Forward-Looking Statements. This report contains, in addition to statements of historical fact, certain forward-looking statements. These forward-looking statements relate to the business, financial performance, results of operations, product development, commercialization efforts or other operations of IDT and involve risk and uncertainty. Actual results could differ from those currently anticipated due to a number of factors, including those mentioned in documents filed with the Securities and Exchange Commission by IDT. Forward-looking statements are based on information available to management at the time, and they involve judgments and estimates. These statements reflect only management’s current expectations. Important factors that could cause actual results to differ materially from the forward-looking statements made or incorporated by reference in this report are discussed in IDT’s most recent Annual Report on Form 10-K and IDT’s Quarterly Reports on Form 10-Q and Current Reports on Form 8-K. If one or more of these risks or uncertainties materialize, or if any underlying assumptions prove incorrect, IDT’s actual results, performance or achievements may vary materially from any future results, performance or achievements expressed or implied by these forward-looking statements.

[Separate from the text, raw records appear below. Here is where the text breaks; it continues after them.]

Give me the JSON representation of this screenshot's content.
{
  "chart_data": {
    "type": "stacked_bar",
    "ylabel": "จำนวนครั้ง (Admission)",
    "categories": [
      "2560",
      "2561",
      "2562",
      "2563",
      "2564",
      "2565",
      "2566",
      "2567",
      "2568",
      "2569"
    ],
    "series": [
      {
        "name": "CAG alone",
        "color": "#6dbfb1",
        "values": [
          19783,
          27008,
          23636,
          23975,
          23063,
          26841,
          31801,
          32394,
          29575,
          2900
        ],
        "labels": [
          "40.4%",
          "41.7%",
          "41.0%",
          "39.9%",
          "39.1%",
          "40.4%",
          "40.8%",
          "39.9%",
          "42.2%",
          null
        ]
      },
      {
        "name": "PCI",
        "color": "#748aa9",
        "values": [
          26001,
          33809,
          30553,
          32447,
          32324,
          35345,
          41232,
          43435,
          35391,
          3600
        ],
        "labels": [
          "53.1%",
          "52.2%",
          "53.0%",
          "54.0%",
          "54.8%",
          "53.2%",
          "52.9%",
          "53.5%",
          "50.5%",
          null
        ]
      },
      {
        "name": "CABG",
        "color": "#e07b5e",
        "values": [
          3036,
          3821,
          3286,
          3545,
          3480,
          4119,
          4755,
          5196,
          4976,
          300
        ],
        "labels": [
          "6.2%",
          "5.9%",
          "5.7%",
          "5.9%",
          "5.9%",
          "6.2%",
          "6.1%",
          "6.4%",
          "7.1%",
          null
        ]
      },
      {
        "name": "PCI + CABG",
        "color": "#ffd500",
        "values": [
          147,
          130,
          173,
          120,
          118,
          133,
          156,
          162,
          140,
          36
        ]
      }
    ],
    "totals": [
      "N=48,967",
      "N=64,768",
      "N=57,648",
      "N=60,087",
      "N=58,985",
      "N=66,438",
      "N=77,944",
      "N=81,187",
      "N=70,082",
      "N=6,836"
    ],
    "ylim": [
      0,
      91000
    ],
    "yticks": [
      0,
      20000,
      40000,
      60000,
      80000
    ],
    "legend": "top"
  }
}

IDT assumes no responsibility to update any forward-looking statements as a result of new information or future developments.

 

Item 9.01 Exhibits.

 

The following exhibit is filed herewith.

 

(c) Exhibit

 

99.1    Press Release, dated September 26, 2005.


SIGNATURES

 

Pursuant to the requirements of the Securities Exchange Act of 1934, the registrant has duly caused this report to be signed on its behalf by the undersigned hereunto duly authorized.

 

INTEGRATED DEVICE TECHNOLOGY, INC.
By:  

/s/ Clyde R. Hosein


    Clyde R. Hosein
    Vice President and Chief Financial Officer
    (duly authorized officer)

 

Date: September 26, 2005


EXHIBIT INDEX

 

Exhibit No.

 

Description


99.1   Press Release, dated September 26, 2005.